During a great Djokovic performance, on the other hand, it often looks like the Serb's opponent is trying to climb Everest without oxygen, with Djokovic in the role of mountain, ice, wind, and cold — a passive, inhuman force that will break all but the luckiest and bravest of men. You pull for the human on the other side of the net, but you suspect that, in the end, he doesn’t have it in him. Usually, you are right.

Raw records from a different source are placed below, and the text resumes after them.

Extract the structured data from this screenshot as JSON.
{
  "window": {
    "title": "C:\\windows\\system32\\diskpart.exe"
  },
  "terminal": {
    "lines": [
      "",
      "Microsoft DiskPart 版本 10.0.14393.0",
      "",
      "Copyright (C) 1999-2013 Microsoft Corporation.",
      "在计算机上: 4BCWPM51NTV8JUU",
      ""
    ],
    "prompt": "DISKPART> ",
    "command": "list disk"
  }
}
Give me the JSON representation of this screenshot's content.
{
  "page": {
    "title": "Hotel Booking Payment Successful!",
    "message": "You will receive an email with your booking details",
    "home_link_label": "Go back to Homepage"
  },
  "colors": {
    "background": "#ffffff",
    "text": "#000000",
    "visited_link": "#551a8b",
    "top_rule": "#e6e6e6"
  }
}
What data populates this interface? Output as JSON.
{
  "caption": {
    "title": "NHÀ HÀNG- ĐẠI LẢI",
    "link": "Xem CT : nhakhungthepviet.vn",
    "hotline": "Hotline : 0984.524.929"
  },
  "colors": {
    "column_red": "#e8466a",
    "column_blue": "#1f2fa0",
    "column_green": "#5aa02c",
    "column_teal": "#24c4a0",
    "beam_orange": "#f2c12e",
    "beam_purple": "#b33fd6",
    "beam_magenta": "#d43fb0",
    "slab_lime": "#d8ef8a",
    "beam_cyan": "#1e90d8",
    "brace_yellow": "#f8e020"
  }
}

As a fan, I don’t particularly like that Djokovic has proven himself the greatest of all time. It feels, at some level, like an inversion of the “correct” narrative — nature conquering man, rather than the other way around. But one of the great things about tennis, about sports in general, is that it has no obligation to conform to our desires, expectations, or the stories we want to tell. What happens, happens, and fans must deal with it. Djokovic has triumphed, emphatically, in the face of a tennis world that has always wanted to see him fail, and the mental strength and self-belief he has developed in the face of this opposition is without a doubt his greatest asset as a player. That’s a great story in itself, even if it wasn’t the one I was hoping for.
Park MacDougald is Life and Arts editor of the Washington Examiner magazine.